The resilience issue is not small beer. An outage in October traced to an infrastructure upgrade sent the CBA scrambling to restore services and tarnished what had until recently been a dream run.

The Reserve Bank of Australia is so concerned about outages it has forced banks to report incidents directly to it and will make those numbers publicly available, at a bank level, to spur improvements rather than letting banks make up their own reliability benchmarks.

Mortgages, where the CBA nailed it in the right areas like owner occupier lending, have benefitted significantly from digitisation.

Comyn said 80 percent of the CBA’s home lending was now “digital end-to-end using Pexa on the back end.”

“We want to continue to invest in our business underwriting process,” Comyn said of the tech capability, adding that the unsecured small business lending platform, Business Express, could “really improve” in terms of both “the speed to decision and fulfillment process in business lending.”

There were also “big investments” in the institutional bank (think CommSec) around what Comyn called the “underpinning infrastructure and systems”.

“Everything from the KYC [Know Your Customer] onboarding process to the institutional lending system.”
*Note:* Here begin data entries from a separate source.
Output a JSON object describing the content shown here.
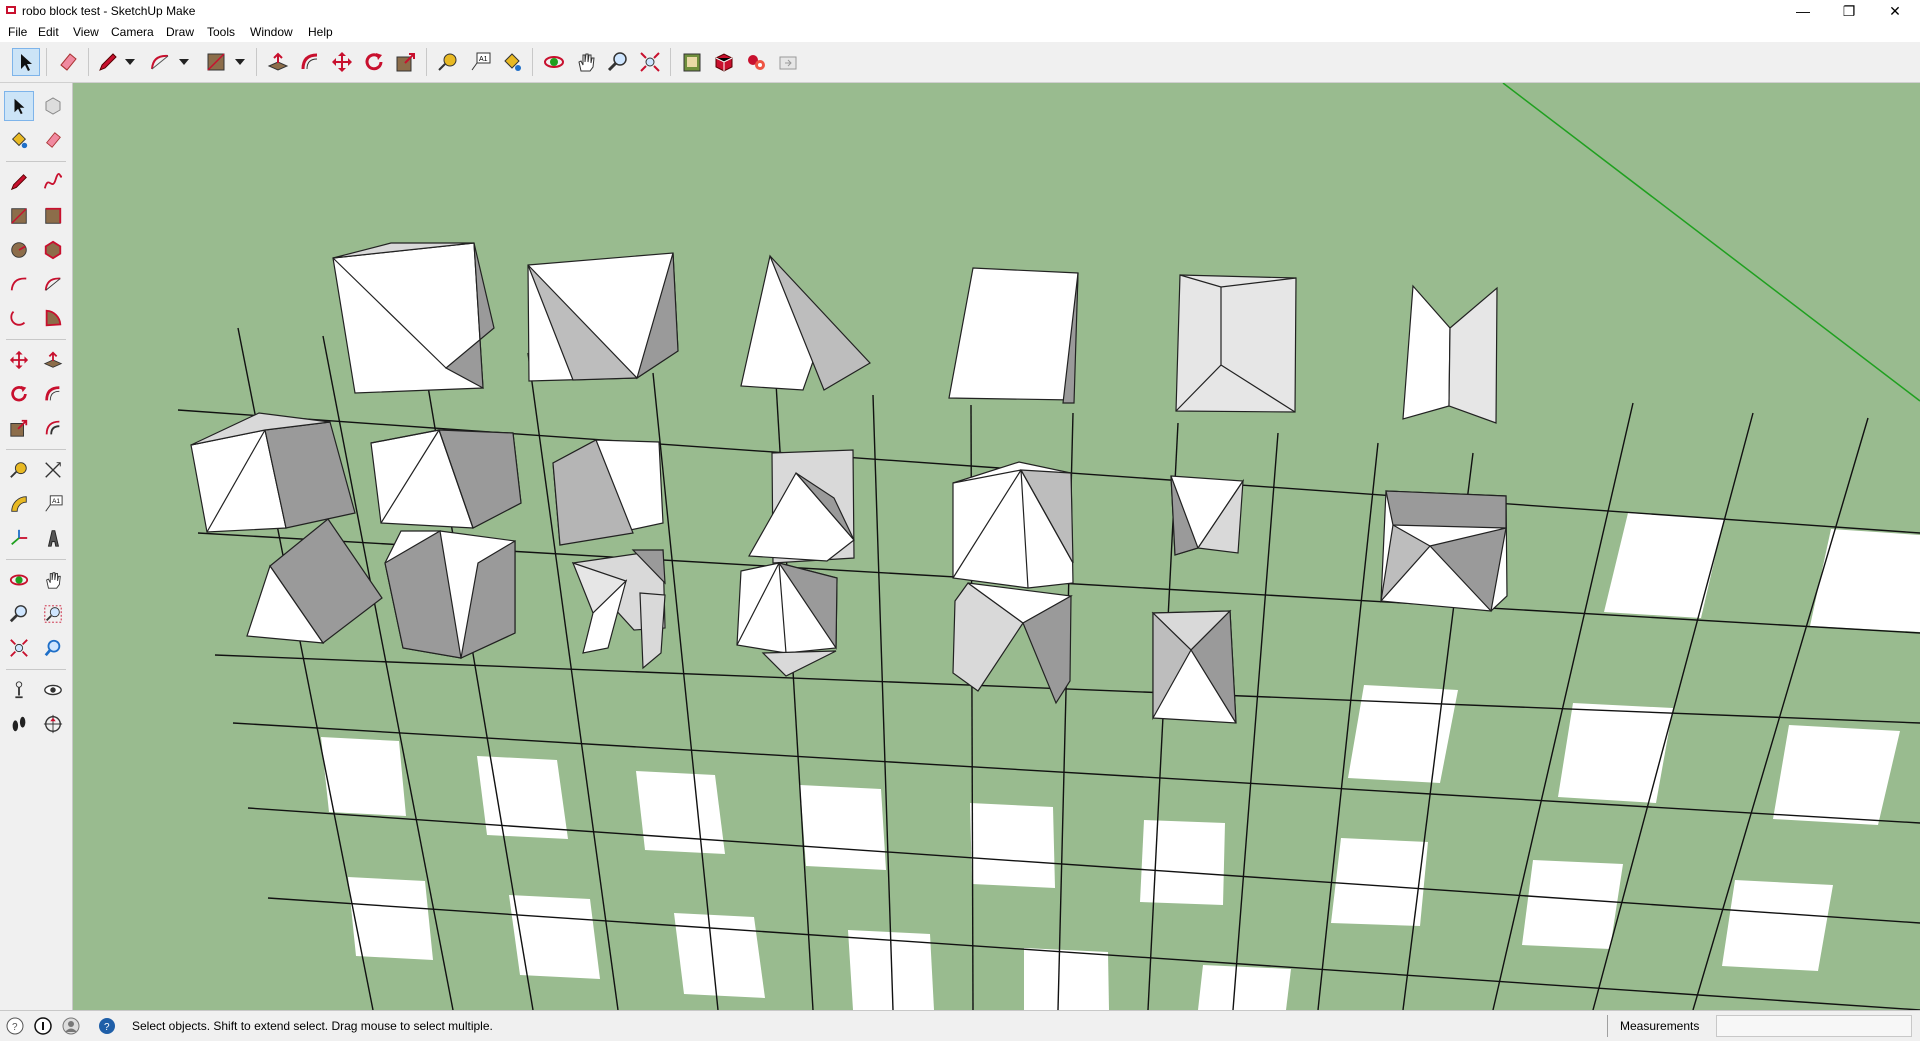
{
  "window": {
    "title": "robo block test - SketchUp Make",
    "minimize_glyph": "—",
    "restore_glyph": "❐",
    "close_glyph": "✕"
  },
  "menu": [
    {
      "label": "File"
    },
    {
      "label": "Edit"
    },
    {
      "label": "View"
    },
    {
      "label": "Camera"
    },
    {
      "label": "Draw"
    },
    {
      "label": "Tools"
    },
    {
      "label": "Window"
    },
    {
      "label": "Help"
    }
  ],
  "toolbar": {
    "tools": [
      "select-icon",
      "eraser-icon",
      "pencil-icon",
      "arc-icon",
      "rectangle-icon",
      "push-pull-icon",
      "follow-me-icon",
      "move-icon",
      "rotate-icon",
      "scale-icon",
      "tape-measure-icon",
      "text-icon",
      "paint-bucket-icon",
      "orbit-icon",
      "pan-icon",
      "zoom-icon",
      "zoom-extents-icon",
      "warehouse-icon",
      "extension-warehouse-icon",
      "component-icon",
      "share-model-icon"
    ]
  },
  "left_toolbar": {
    "tools": [
      "select-icon",
      "component-icon",
      "paint-bucket-icon",
      "eraser-icon",
      "line-icon",
      "freehand-icon",
      "rectangle-icon",
      "rotated-rectangle-icon",
      "circle-icon",
      "polygon-icon",
      "arc-icon",
      "two-point-arc-icon",
      "three-point-arc-icon",
      "pie-icon",
      "move-icon",
      "push-pull-icon",
      "rotate-icon",
      "follow-me-icon",
      "scale-icon",
      "offset-icon",
      "tape-measure-icon",
      "dimension-icon",
      "protractor-icon",
      "text-icon",
      "axes-icon",
      "3d-text-icon",
      "orbit-icon",
      "pan-icon",
      "zoom-icon",
      "zoom-window-icon",
      "zoom-extents-icon",
      "previous-icon",
      "position-camera-icon",
      "look-around-icon",
      "walk-icon",
      "section-plane-icon"
    ]
  },
  "status": {
    "message": "Select objects. Shift to extend select. Drag mouse to select multiple.",
    "measurements_label": "Measurements",
    "measurements_value": ""
  },
  "colors": {
    "viewport_bg": "#99bb8f",
    "face_front": "#ffffff",
    "face_light": "#d9d9d9",
    "face_dark": "#9a9a9a",
    "edge": "#000000",
    "green_axis": "#1fa01f"
  }
}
And then there was data, or lack of it in the case of AUSTRAC, that has been singled out for urgent remediation and development.

“On data, if you look at any of the issues that we've had in regulatory and compliance… data quality and reconciliation and lineages [have] often been at the centre of a number of those,” Comyn said.
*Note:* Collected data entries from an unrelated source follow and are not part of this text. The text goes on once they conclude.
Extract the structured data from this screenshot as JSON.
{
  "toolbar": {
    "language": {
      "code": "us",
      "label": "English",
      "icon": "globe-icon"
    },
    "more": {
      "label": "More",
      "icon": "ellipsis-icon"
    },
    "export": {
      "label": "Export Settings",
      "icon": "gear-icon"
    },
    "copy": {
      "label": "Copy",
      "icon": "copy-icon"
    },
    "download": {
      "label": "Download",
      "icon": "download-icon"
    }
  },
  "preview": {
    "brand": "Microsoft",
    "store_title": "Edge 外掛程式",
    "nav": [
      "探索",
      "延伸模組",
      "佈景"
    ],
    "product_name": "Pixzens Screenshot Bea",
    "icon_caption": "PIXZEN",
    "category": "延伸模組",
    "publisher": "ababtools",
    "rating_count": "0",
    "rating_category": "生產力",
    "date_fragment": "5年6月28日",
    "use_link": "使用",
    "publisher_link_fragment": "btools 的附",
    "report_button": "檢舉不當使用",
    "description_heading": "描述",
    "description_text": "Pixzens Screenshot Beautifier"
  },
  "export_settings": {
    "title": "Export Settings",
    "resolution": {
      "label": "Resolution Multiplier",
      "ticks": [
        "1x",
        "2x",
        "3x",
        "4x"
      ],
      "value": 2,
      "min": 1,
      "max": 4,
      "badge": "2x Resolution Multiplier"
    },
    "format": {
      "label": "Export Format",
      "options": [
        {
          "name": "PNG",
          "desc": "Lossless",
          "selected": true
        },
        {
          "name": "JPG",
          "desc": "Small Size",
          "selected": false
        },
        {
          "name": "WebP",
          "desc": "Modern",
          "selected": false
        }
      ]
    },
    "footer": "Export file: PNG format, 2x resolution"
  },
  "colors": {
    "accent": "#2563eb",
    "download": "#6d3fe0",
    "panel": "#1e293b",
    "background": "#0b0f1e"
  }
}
“Improving the data quality at source is a really important priority for us. We're making… big investments in areas like financial crime, one of those elements is making sure …we've got high quality at source – and we've got complete coverage; accurate data with a high quality lineage.”

Comyn said the data overhaul was about a lot more than regulatory compliance. Rather it was a “foundational asset” that gave the CBA a “very strong starting position…to build upon and build differentiated customer experiences that will help in engagement and retention.”

“We want to build differentiated experiences relative to our competitors that are hard to replicate at a lower risk [or] lower cost.”

That meant the CBA would now have a “much greater velocity than we currently build software, and at a higher level of security.”